Pour l'entrepreneur qui monte sa start-up, l'IPO (« initial public offering » ou introduction en Bourse) semble une sorte de mythe inatteignable, tellement cela paraît éloigné des préoccupations du jeune créateur. Pourtant, une fois atteinte la très excitante phase d'hypercroissance de la société à laquelle aspire toute start-up, la question se pose réellement : faut-il envisager une introduction en Bourse ?

Les raisons de faire une IPO ne manquent pas : faciliter les levées de fonds, crédibiliser sa société, offrir une liquidité pour les investisseurs historiques... L'IPO est souvent perçue comme une forme de consécration indépassable. En fait, il faut avoir bien conscience qu'une IPO est juste le début d'une toute nouvelle histoire.

Pour que l'ivresse médiatique de l'IPO ne se transforme pas en épouvantable gueule de bois, il est bon se livrer en amont à un exercice d'introspection. En effet, toutes les start-up ne sont pas compatibles avec ce mécanisme. Non seulement il faut que, au moment de l'introduction en Bourse, la société possède encore une grosse réserve de croissance future, mais le modèle économique doit être suffisamment prédictible d'un trimestre à l'autre. Quelle que soit la belle vision, il faut avant tout « faire ses chiffres ». La tolérance du marché à l'erreur est très faible, en particulier sur la Bourse américaine.
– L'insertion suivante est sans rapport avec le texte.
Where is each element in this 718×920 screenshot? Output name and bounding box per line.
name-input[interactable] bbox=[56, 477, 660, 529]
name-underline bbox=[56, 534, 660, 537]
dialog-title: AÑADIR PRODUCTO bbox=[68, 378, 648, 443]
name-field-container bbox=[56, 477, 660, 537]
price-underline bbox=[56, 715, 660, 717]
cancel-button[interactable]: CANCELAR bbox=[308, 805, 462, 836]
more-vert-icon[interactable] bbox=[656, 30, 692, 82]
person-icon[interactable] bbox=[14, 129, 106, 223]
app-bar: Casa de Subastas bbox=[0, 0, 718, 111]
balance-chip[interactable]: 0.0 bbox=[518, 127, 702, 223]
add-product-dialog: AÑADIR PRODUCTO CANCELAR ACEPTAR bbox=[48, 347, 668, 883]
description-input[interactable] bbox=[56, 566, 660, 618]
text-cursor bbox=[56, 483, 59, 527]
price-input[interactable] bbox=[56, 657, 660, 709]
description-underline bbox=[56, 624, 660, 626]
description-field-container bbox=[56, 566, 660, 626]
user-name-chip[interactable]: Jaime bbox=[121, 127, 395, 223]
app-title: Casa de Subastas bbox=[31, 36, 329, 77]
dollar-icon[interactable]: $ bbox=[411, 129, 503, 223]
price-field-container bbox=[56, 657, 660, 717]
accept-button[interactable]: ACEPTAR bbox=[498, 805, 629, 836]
Même en exécutant son plan comme une horloge, il peut être parfois frustrant pour le dirigeant de constater que, à court terme, son cours de Bourse n'est pas toujours parfaitement corrélé avec ses résultats financiers, aussi bons soient-ils.

Cela dit, ces oscillations du marché qui paraissent quasi aléatoires ont un effet paradoxal plutôt positif : il est totalement vain d'essayer de gérer son entreprise au quotidien le nez sur son cours de Bourse. Puisque le court terme boursier est par nature imprévisible, mieux vaut se concentrer sur le long terme. Tôt ou tard, la valeur créée finira nécessairement par être reconnue par le marché.